Милая же старая русская фильма, вся построенная на русской душе, вместе с душой показывала слишком много технических несовершенств. Душа прямо тонула под ними. И так и завяла та фильма, не успев расцвесть.
Печатается по: Сегодня (Рига). 1928. 4 марта. Настоящие имя и фамилия автора: Максим Михайлович Асс.
Соломон Поляков ВИТАФОН
Следующий фильм Чаплина будет говорящий.
Из газетВитафон[277] не заставляет плакать от восторга, как великое откровение, даже не потрясает: в нем нет ничего чудесного, ничего революционного. Это старый кинематограф и старый фонограф, слитые вместе. Однако, когда я в Нью-Йорке на Бродвее впервые услышал говорящий фильм, я испытал некий суеверный трепет. Это был витафонный концерт. Раздвинулся призрачный занавес. Угол салона. Пианист за роялем. Вот он удобно устроился на стуле, вынул белый носовой платок, махнул им по клавишам, как бы сдувая пыль, внимательно осмотрел воображаемую аудиторию, дождался полной тишины и поднял для первого удара палец. Обычное кинематографическое видение. Но вот палец ударил по клавишу и раздался звук, чистый, мягкий и теплый – живой. И посыпались жемчужные звуки!.. Это была, может быть, хорошая музыка, но внимание было направлено не на музыку. Если бы играл Лист или Рубинштейн, зритель-слушатель все равно не искал бы эстетических эмоций, не желал бы быть ни умиленным, ни тронутым. Поглощала забота иного сорта – механическая: точно ли соответствует движение звуку, звук точно ли соответствует движению?.. Первые минуты проходят в нерешительном сомнении. Впечатление раздвоено, как раздвоено внимание. Но постепенно чувство слиянности нарастает, и к концу пьесы, когда пианист стал раскланиваться под аплодисменты, уже казалось несомненным, что звуки и движение рождались одновременно: не механическое соединение двух лент, а живая стихия… Не фонограф и не кинематограф, а нечто третье – новое.

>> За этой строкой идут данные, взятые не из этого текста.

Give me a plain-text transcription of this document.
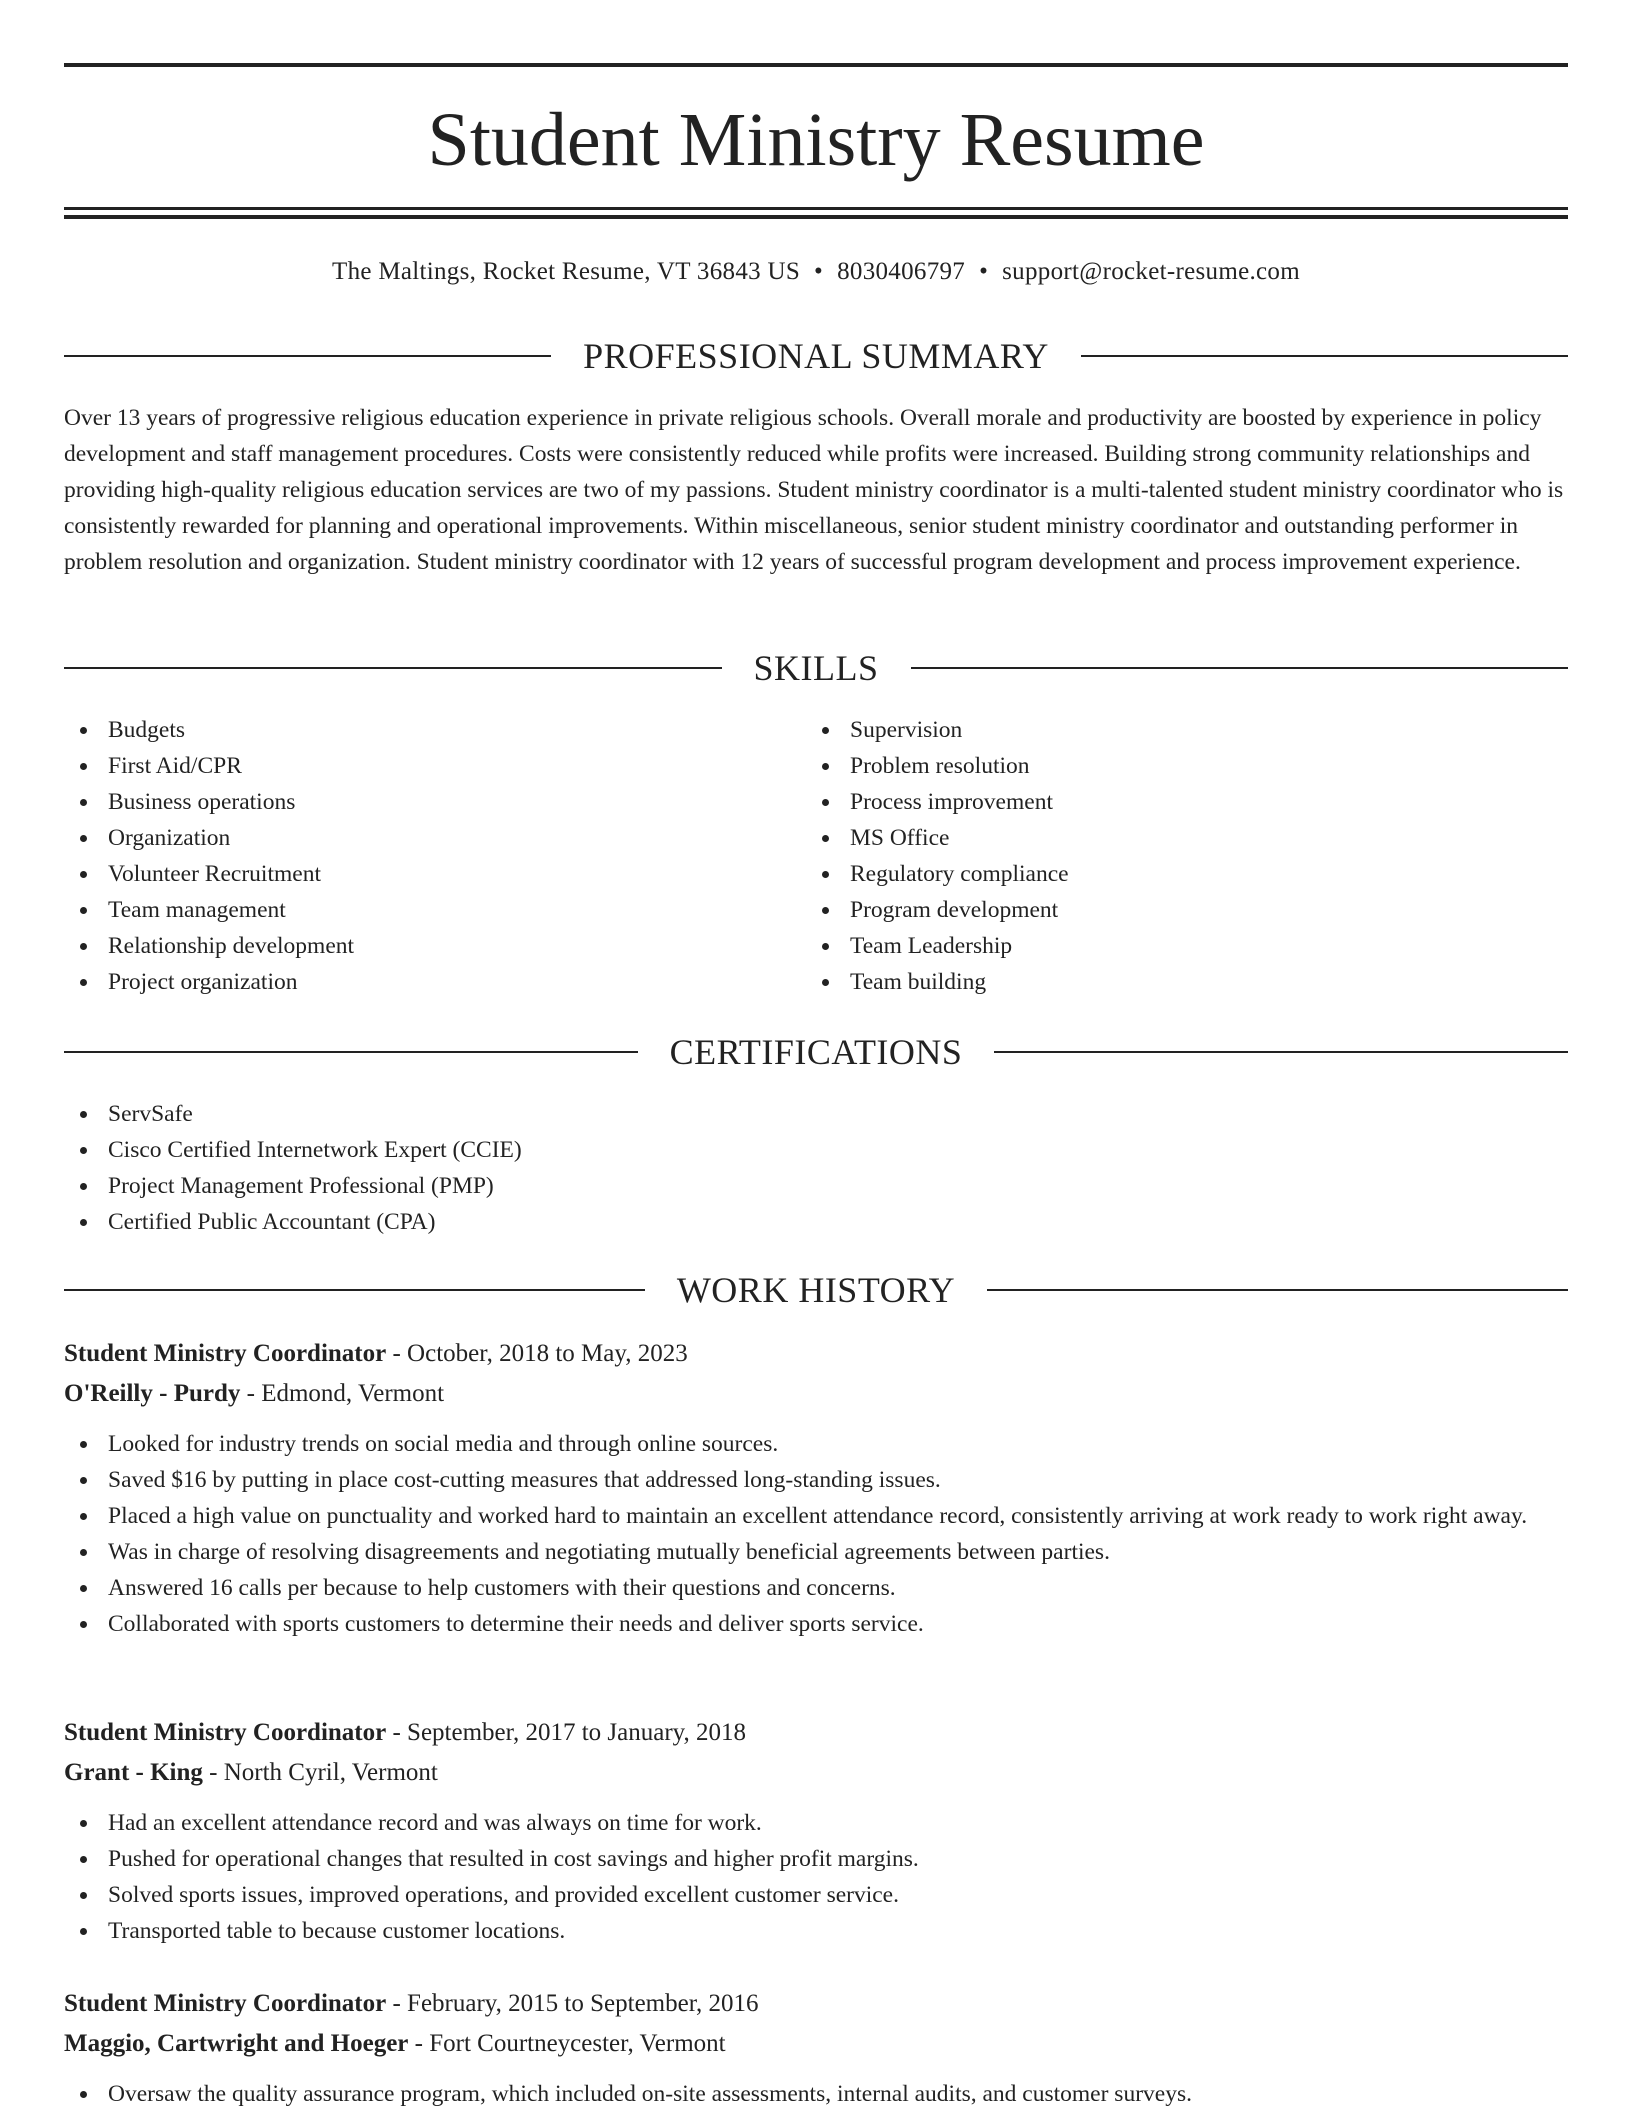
Student Ministry Resume
The Maltings, Rocket Resume, VT 36843 US • 8030406797 • support@rocket-resume.com
PROFESSIONAL SUMMARY

Over 13 years of progressive religious education experience in private religious schools. Overall morale and productivity are boosted by experience in policy development and staff management procedures. Costs were consistently reduced while profits were increased. Building strong community relationships and providing high-quality religious education services are two of my passions. Student ministry coordinator is a multi-talented student ministry coordinator who is consistently rewarded for planning and operational improvements. Within miscellaneous, senior student ministry coordinator and outstanding performer in problem resolution and organization. Student ministry coordinator with 12 years of successful program development and process improvement experience.

SKILLS
Budgets
First Aid/CPR
Business operations
Organization
Volunteer Recruitment
Team management
Relationship development
Project organization
Supervision
Problem resolution
Process improvement
MS Office
Regulatory compliance
Program development
Team Leadership
Team building
CERTIFICATIONS
ServSafe
Cisco Certified Internetwork Expert (CCIE)
Project Management Professional (PMP)
Certified Public Accountant (CPA)
WORK HISTORY
Student Ministry Coordinator - October, 2018 to May, 2023
O'Reilly - Purdy - Edmond, Vermont
Looked for industry trends on social media and through online sources.
Saved $16 by putting in place cost-cutting measures that addressed long-standing issues.
Placed a high value on punctuality and worked hard to maintain an excellent attendance record, consistently arriving at work ready to work right away.
Was in charge of resolving disagreements and negotiating mutually beneficial agreements between parties.
Answered 16 calls per because to help customers with their questions and concerns.
Collaborated with sports customers to determine their needs and deliver sports service.
Student Ministry Coordinator - September, 2017 to January, 2018
Grant - King - North Cyril, Vermont
Had an excellent attendance record and was always on time for work.
Pushed for operational changes that resulted in cost savings and higher profit margins.
Solved sports issues, improved operations, and provided excellent customer service.
Transported table to because customer locations.
Student Ministry Coordinator - February, 2015 to September, 2016
Maggio, Cartwright and Hoeger - Fort Courtneycester, Vermont
Oversaw the quality assurance program, which included on-site assessments, internal audits, and customer surveys.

Впечатление усложнилось и усилилось, когда вместо пианиста на эстраде появился целый оркестр. Знакомый нестройный гул приготовлений. Шум пюпитров, стульев, ног, инструментов; и легкий шорох наступления тишины; и самая тишина, еще колеблемая движением головы дирижера, озирающего свое многоголосое воинство. Все отчетливо, тонко, выразительно. Дирижер махнул палочкой – в безжизненном пространстве зазвучал оркестр! Свободно и стройно течет звонкая река – извилины, изгибы, всплески, волны. Взлетают и движутся смычки; напряглись и вздрагивают серебряными ноздрями нервные кларнеты, томные флейты; пронзительно и сладко поют саксофоны, блестя своими опрокинутыми хоботами из яркого металла; равнодушно и небрежно, как случайный гость на чужом пиру, изредка бросает свой круглый, каучуковый звук барабан, и набок – отдыхает! Белые из слоновой кости женские руки грациозно штурмуют золотую башню – арфу… Сентиментально опустил голову на рыдающую грудь первый скрипач, озабоченно вздул щеки флейтист, из-под пенсне блестит патетический взгляд увлеченного виолончелиста и безучастно неподвижен над барабаном усатый музыкант… Гремит – живой и единый – многозвучный оркестр, а играют только тени!